Opting Out Considerations - A Jeff Neiman Guest Blog (9/10/11)

The OVDP and OVDI programs have come to an end and many taxpayers who participated in the programs are about to get their tax bill from Uncle Sam. In the programs, the formula to calculate tax and penalties was rigid and inflexible. The programs dictated that penalties are the same for the taxpayer who knew of his reporting obligations and the taxpayer who innocently was not in compliance. As I described in more detail in a Tax Notes opinion piece entitled, “Jeffrey A. Neiman, Opting Out: The Solution for The Non-Willful OVDI Taxpayer," Tax Notes 11135 (9/23/11), here, the failure to differentiate between the two distinct taxpayers has prevented thousands of taxpayers from coming forward as they view the programs as too expensive.

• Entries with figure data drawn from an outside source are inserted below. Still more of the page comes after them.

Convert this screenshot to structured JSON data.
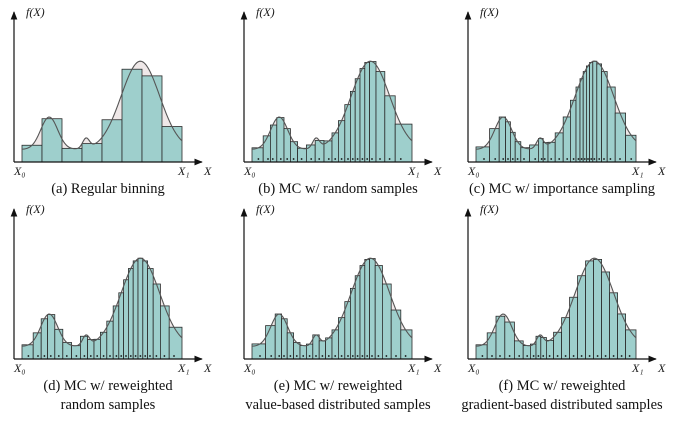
{
  "figure": {
    "curve_color": "#c0a2a2",
    "bar_color": "#9ecfcc",
    "bar_stroke": "#2a2a2a",
    "axis_color": "#111111",
    "panels": [
      {
        "id": "a",
        "y_label": "f(X)",
        "x_label": "X",
        "x_start_label": "X₀",
        "x_end_label": "X₁",
        "caption": [
          "(a) Regular binning"
        ],
        "samples": [
          0.0625,
          0.1875,
          0.3125,
          0.4375,
          0.5625,
          0.6875,
          0.8125,
          0.9375
        ],
        "dots": false,
        "cutoff": 1.0
      },
      {
        "id": "b",
        "y_label": "f(X)",
        "x_label": "X",
        "x_start_label": "X₀",
        "x_end_label": "X₁",
        "caption": [
          "(b) MC w/ random samples"
        ],
        "samples": [
          0.04,
          0.1,
          0.13,
          0.18,
          0.22,
          0.26,
          0.31,
          0.37,
          0.42,
          0.48,
          0.52,
          0.56,
          0.6,
          0.63,
          0.66,
          0.69,
          0.72,
          0.75,
          0.8,
          0.86,
          0.93
        ],
        "dots": true,
        "cutoff": 1.0
      },
      {
        "id": "c",
        "y_label": "f(X)",
        "x_label": "X",
        "x_start_label": "X₀",
        "x_end_label": "X₁",
        "caption": [
          "(c) MC w/ importance sampling"
        ],
        "samples": [
          0.05,
          0.12,
          0.17,
          0.2,
          0.23,
          0.26,
          0.3,
          0.37,
          0.41,
          0.43,
          0.47,
          0.52,
          0.57,
          0.61,
          0.64,
          0.66,
          0.68,
          0.7,
          0.72,
          0.74,
          0.77,
          0.8,
          0.84,
          0.9,
          0.97
        ],
        "dots": true,
        "cutoff": 1.0
      },
      {
        "id": "d",
        "y_label": "f(X)",
        "x_label": "X",
        "x_start_label": "X₀",
        "x_end_label": "X₁",
        "caption": [
          "(d) MC w/ reweighted",
          "random samples"
        ],
        "samples": [
          0.04,
          0.1,
          0.14,
          0.18,
          0.23,
          0.28,
          0.34,
          0.39,
          0.43,
          0.47,
          0.51,
          0.55,
          0.59,
          0.62,
          0.65,
          0.68,
          0.71,
          0.74,
          0.77,
          0.8,
          0.84,
          0.89,
          0.95
        ],
        "dots": true,
        "cutoff": 1.0
      },
      {
        "id": "e",
        "y_label": "f(X)",
        "x_label": "X",
        "x_start_label": "X₀",
        "x_end_label": "X₁",
        "caption": [
          "(e) MC w/ reweighted",
          "value-based distributed samples"
        ],
        "samples": [
          0.05,
          0.12,
          0.17,
          0.2,
          0.24,
          0.28,
          0.32,
          0.36,
          0.4,
          0.44,
          0.48,
          0.52,
          0.56,
          0.6,
          0.63,
          0.66,
          0.69,
          0.72,
          0.75,
          0.79,
          0.84,
          0.9,
          0.96
        ],
        "dots": true,
        "cutoff": 1.0
      },
      {
        "id": "f",
        "y_label": "f(X)",
        "x_label": "X",
        "x_start_label": "X₀",
        "x_end_label": "X₁",
        "caption": [
          "(f) MC w/ reweighted",
          "gradient-based distributed samples"
        ],
        "samples": [
          0.04,
          0.1,
          0.15,
          0.21,
          0.27,
          0.32,
          0.36,
          0.39,
          0.42,
          0.46,
          0.51,
          0.56,
          0.61,
          0.66,
          0.71,
          0.76,
          0.81,
          0.86,
          0.91,
          0.96
        ],
        "dots": true,
        "cutoff": 1.0
      }
    ]
  }
}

As we turn the corner, taxpayers who entered the program and who were not aware of their obligation to file an FBAR or to report their worldwide need to consider opting out of the voluntary disclosure program. Under the program, the IRS and DOJ assumed every taxpayer acted intentionally or willfully. However, in fact, I think in many cases, it will be very difficult for the government to prove that a taxpayer willfully violated the law.

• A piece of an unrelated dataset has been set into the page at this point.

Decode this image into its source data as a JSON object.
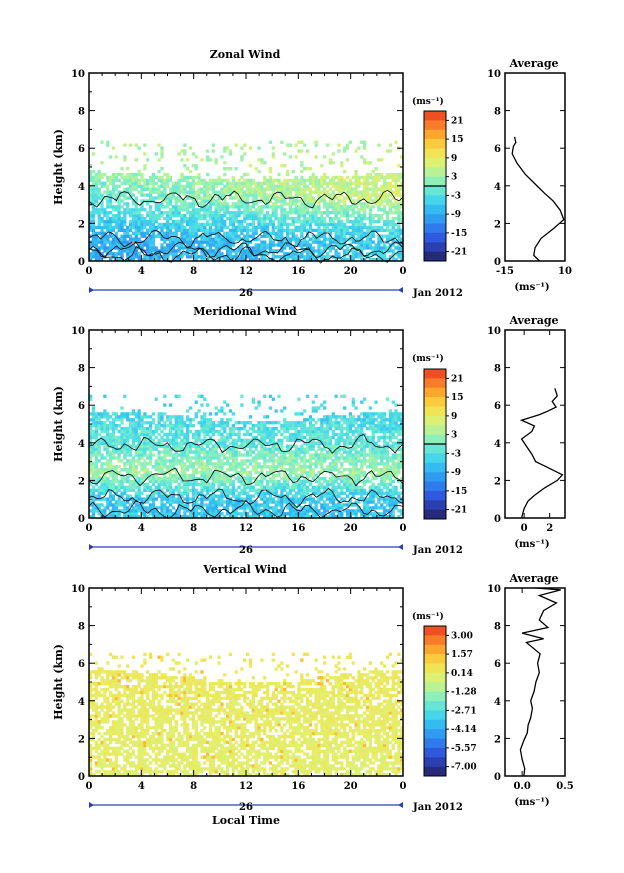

Willfulness is defined as the intentional violation of a known legal duty. It is the cornerstone to any criminal prosecution, to the civil fraud penalty, and to the draconian 50% per year FBAR penalty. The government proves willfulness by looking at a taxpayers conduct. When I was a federal prosecutor, examples of conduct I looked to in order to infer willful behavior included using nominees, misleading the IRS, providing incomplete information to an accountant, dealing in cash, and maintaining a double set of books. Without some of these factors, it is very difficult to prove willfulness and without willfulness, there is no criminal case, no civil fraud penalty, and no 50% FBAR penalty.